You start funding and aiding terrorists half-way across the globe, you instigate colour revolutions, you support dictatorial regimes, run drug smuggling rings, oversee the most horrific acts of crime, of murder, of torture, of sodomy of prisoners, and you get one back.

For those intelligent enough to see the writing on the wall, this must surely be the turning point of the United States of America's criminal and murderous foreign policy, one synonymous with concentration camps, deployment of military hardware against civilian structures, of wanton destruction to then hand out rebuilding contracts and to satisfy the lobbies at home. It is the end of mail-order massacres and war crimes.

That said, let us reiterate what was stated in the opening paragraph, that such horrific acts of violence, which in this case left an eight-year-old child among the three dead and many critically injured among the 140 other victims, are wholly unacceptable and are as wrong in the context of a double bomb blast in a Marathon as they are in the context of a double bomb blast caused by a coward sitting in his aircraft or some demented psychopath sitting in the Nevada desert controlling a drone and yelling "Bugsplat!" when he zaps a "Paki".

And in this case let there be no mistake in the blame game as a culprit is found...or invented. Our lesson is 9/11, together with the serious questions surrounding the apparent implosion of the Twin Towers, the squeaky-clean passports found among the rubble, and the queen of queens, the Pentagon strike.
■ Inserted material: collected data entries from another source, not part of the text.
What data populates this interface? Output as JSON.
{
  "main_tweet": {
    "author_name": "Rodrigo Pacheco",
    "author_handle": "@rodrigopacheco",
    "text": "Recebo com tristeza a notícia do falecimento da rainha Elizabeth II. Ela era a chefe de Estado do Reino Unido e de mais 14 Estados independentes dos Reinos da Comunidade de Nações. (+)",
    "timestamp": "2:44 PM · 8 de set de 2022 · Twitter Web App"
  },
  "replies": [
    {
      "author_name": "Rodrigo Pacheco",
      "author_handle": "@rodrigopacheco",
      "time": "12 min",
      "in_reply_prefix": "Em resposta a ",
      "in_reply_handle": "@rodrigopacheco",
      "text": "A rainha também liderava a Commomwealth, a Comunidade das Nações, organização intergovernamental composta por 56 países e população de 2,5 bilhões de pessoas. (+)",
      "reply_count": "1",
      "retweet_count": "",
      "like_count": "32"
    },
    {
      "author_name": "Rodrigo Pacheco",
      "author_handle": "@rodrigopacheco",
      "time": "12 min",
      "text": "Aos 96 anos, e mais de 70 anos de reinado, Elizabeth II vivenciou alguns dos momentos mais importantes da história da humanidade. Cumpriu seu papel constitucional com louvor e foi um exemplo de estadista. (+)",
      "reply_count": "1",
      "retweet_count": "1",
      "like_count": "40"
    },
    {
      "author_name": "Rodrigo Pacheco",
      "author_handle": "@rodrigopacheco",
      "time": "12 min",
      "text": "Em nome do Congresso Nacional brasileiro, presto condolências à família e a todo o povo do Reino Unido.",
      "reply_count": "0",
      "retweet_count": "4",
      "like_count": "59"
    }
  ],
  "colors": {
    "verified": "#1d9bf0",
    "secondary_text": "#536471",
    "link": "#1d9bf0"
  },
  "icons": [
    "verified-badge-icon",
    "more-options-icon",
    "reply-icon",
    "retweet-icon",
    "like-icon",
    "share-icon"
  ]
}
The scrutiny of the entire international media, bought/controlled and real/alternative, will be on the US authorities to see if they mention "Syria" or "North Korea" in the (very strange) absence of a claim of responsibility for the Boston blasts. To preclude any such temptation (and we remember the allegations of chemical attacks by the Syrian authorities against the terrorists unleashed by NATO in their country, slicing the breasts off women and girls in the street, when the only ones using chemical weapons were the terrorists themselves), let us remember that it is as likely that 4/15 was perpetrated by a home-grown loner with a grudge to bear, or a home-grown terrorist cell, than any international organization.

The nature of the attack - twin blasts, probably detonated by remote control, indicate a certain level of planning and organization but nothing beyond the capabilities of hundreds of thousands of people willing to give it a go.

We live in a non-Clauswitzian world, one in which any individual anywhere has such powers. Let us all agree on one thing: the death of an American child murdered in a bomb blast is as unacceptable and tragic as the death of an Iraqi boy, or a Libyan boy, or a Syrian boy, murdered in a bomb blast by a member of the US Armed Forces or the terrorists it supports.

In a world of global values in which such acts are met with horror and shock, surely a foreign policy based upon Shock and Awe, spreading democracy with the bullet, has no place. Time for a rethink in US foreign policy. If Boston was not about this, then there is no guarantee that other strikes will not be. Let us spare a thought for the victims and their families - all of them, everywhere - and see if together we cannot provide an alternative to what we have.

These days you cannot even go to a Marathon in peace. Is this freedom?